Define the reference class explicitly. "Similar" must be operational: same industry, same type of project, same scale band. Vague reference classes produce vague base rates. When the class is thin, say so and widen the uncertainty band. When the class is strong, use it as the primary anchor and treat the inside view as a sensitivity.
Use percentiles, not just the median. The median of the reference class is a fair default. For high-stakes or one-shot projects, plan at the 80th percentile of cost or time. The extra margin is the price of avoiding the left tail of the distribution. Organisations that adopt this discipline report fewer overruns and less last-minute rescoping.
Investors should demand reference classes. When a founder gives a single-number forecast, ask for the reference class. What fraction of comparable companies hit that target? If the answer is "we're different," ask for evidence. The best founders already use an outside view; the rest learn when investors require it.
Section 10
Test Yourself
Is this mental model at work here?
Scenario 1
A product team estimates a launch in 6 months. The PMO requires them to compare against 20 similar product launches; the median was 11 months and 80th percentile 16 months. The team revises the plan to target 12 months with a 16-month contingency.
Scenario 2
A founder tells an investor they will reach $5M ARR in 18 months. The investor checks a dataset of similar B2B SaaS companies and finds the median time to $5M was 36 months. The investor asks the founder to justify why they are an outlier.
Scenario 3
A construction firm bids on a bridge using its internal cost model. It does not compare the estimate to other bridge projects of similar scope and location.
Scenario 4
A government requires that all IT projects above $50M must show their estimate against the distribution of 50+ similar past IT projects and set the budget at the 80th percentile of that distribution.
Section 11
Further Reading
The idea comes from Kahneman and Tversky; Flyvbjerg turned it into a practical method for megaprojects. These sources cover the psychology, the evidence, and how to implement it.

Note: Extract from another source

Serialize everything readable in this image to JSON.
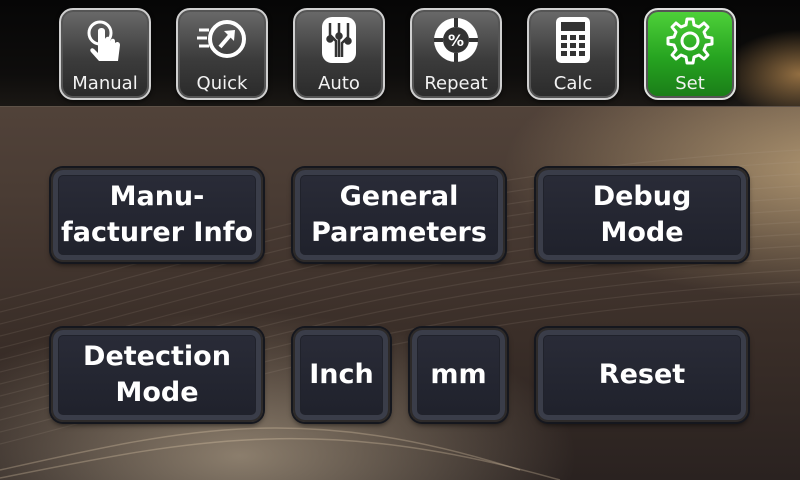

Kahneman explains the planning fallacy and the value of the outside view. Reference class forecasting is the operationalisation of that insight for project forecasting.
Tetlock's work on forecasting emphasises base rates and updating from evidence — consistent with reference class thinking for predictions.
Summary: Reference class forecasting replaces optimistic inside-view estimates with forecasts anchored to the distribution of similar past cases. Define the reference class, use its distribution (e.g. median or 80th percentile), and treat the inside view as a source of adjustment, not the primary anchor. The method reduces systematic overruns and improves decision quality when a relevant reference class exists.
Tension
Probabilistic Thinking
Probabilistic thinking is the habit of reasoning in distributions. Reference class forecasting is one implementation: the distribution comes from the reference class. The tension: when no good reference class exists, probabilistic thinking still demands a distribution, but you must construct it from other evidence and acknowledge higher uncertainty.
Tension
Optimism Bias
Optimism bias is the tendency to expect better outcomes than base rates justify. Reference class forecasting corrects by anchoring to those base rates. The tension: people resist the outside view because it feels pessimistic. Adopting reference class forecasting means accepting that "we're different" needs proof, not default.